Family Farming is the Key to a Hunger-Free Future
23 Oct 2014

My greetings to all the participants of this year’s Terra Madre. In particular, I would like to salute my dear friend Carlo Petrini and all the family farmers who are with us today.
As you know, 2014 has been declared by the United Nations as the International Year of Family Farming (IYFF) and family farmers were also celebrated last week on World Food Day. Today, family farmers are recognized as protagonists in the sustainable and hunger-free future that we want and are working to achieve.

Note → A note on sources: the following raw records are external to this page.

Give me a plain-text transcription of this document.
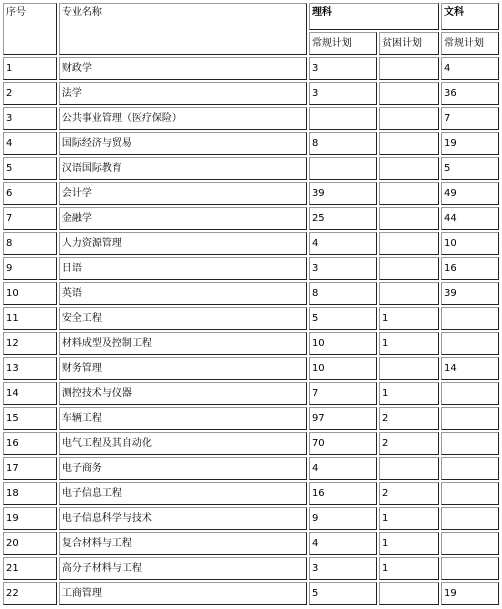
序号	专业名称	理科		文科
		常规计划	贫困计划	常规计划
1	财政学	3		4
2	法学	3		36
3	公共事业管理（医疗保险）			7
4	国际经济与贸易	8		19
5	汉语国际教育			5
6	会计学	39		49
7	金融学	25		44
8	人力资源管理	4		10
9	日语	3		16
10	英语	8		39
11	安全工程	5	1	
12	材料成型及控制工程	10	1	
13	财务管理	10		14
14	测控技术与仪器	7	1	
15	车辆工程	97	2	
16	电气工程及其自动化	70	2	
17	电子商务	4		
18	电子信息工程	16	2	
19	电子信息科学与技术	9	1	
20	复合材料与工程	4	1	
21	高分子材料与工程	3	1	
22	工商管理	5		19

Half a century ago the world chose the path of increasing food production through the intensive use of chemical inputs and natural resources. The Green Revolution was the right response for its time and avoided widespread famine in Asia. At the same time, it proved insufficient for ending hunger in the world, and the over 800 million chronically undernourished people alive today are living proof of this.
Over the years we have seen an unprecedented migration of young people from rural areas to urban centres, the degradation of natural resources, increased rural poverty and chronic hunger, especially in drylands and other marginalised regions. Decades of artificially low food prices put millions of poor farmers out of business. Then, when prices rocketed, the family farmers were the least able to gain from them because they are the weakest ring in the value chain.

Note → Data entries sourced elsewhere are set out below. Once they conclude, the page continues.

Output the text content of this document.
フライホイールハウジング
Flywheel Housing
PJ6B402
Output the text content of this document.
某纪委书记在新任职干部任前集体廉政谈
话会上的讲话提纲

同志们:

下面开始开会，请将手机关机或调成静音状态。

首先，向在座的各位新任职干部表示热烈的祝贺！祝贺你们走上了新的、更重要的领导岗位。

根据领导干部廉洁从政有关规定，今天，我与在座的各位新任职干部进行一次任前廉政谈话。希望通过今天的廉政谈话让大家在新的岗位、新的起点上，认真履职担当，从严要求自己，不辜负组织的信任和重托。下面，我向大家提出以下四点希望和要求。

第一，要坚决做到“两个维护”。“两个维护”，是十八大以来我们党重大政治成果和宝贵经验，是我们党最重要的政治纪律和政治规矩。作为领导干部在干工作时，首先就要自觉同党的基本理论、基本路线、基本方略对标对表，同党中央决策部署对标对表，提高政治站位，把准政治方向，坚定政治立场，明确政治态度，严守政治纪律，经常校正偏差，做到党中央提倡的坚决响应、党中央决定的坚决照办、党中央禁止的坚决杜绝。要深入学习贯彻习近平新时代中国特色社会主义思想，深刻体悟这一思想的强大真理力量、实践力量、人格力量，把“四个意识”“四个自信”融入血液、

In fact, many of them were negatively affected by the crisis because they are net food importers. We have reached the point where we now face a puzzling paradox: over 70 percent of the food insecure populations live in rural areas of the developing world, and most of them are subsistence farmers.
What does the combination of environmental degradation and continued exclusion through hunger tell us? It tells us that the responses of the past are insufficient to overcome the challenges we now face. We need to be as innovative as the Green Revolution in our quest to overcome the obstacles of today – climate change, environmental degradation and continuing hunger – despite the fact that the world already produces enough food for all.
In this scenario, family farmers emerge as a central part of the solution. For our present and our future, we need to strike a better balance between international markets and local communities, between the need to increase production and preserve and use our natural resources wisely, and we need to make sure that those who are in need have access to the food they need.
The simple fact, the truth, is that family farmers represent the large majority of all farms in the world. There are 500 million family farms out of a total of 570 million farms.
Furthermore, they are almost all small or very small farms. Farms with up to 2 hectares of land account for 84% of all farms but for only 12% of all lands. Even so, they already produce most of the food in the world. And they provide rural employment opportunities and are stewards of our natural resources. Generally speaking, they do this without adequate support. So, can you imagine their potential if they received the assistance they need?
This is what the IYFF is showing us: the potential of family farming, the challenges they face and how we can support this diverse group, that includes smallholders and medium scale farmers, peasants, indigenous peoples, traditional communities, forest farmers, fisher folk, pastoralists, collectors and many others.
Through an intense worldwide policy dialogue involving family farmers, governments, UN agencies, research organizations and the private sector, we have debated how to best support family farmers in their huge diversity across the world. The IYFF seeks to support the development of policies conducive to promoting sustainable family farming and to create a better understanding of the needs, constraints and potential of family farmers.
With an enabling policy environment, family farmers will improve food, nutrition and economic security, and also help to safeguard soil health, restore biodiversity, recycle nutrients, build climate resilience and save precious water.
Pro-family farming policies will also be win-win if they encompass those that support agroecological practices. We must continue this momentum. Our future depends on equitable, efficient and sustainable agriculture and food systems. These systems greatly depend on vibrant and prosperous family farming sectors in all regions of the world.
I am grateful to Terra Madre for having flagged this fight from the very beginning.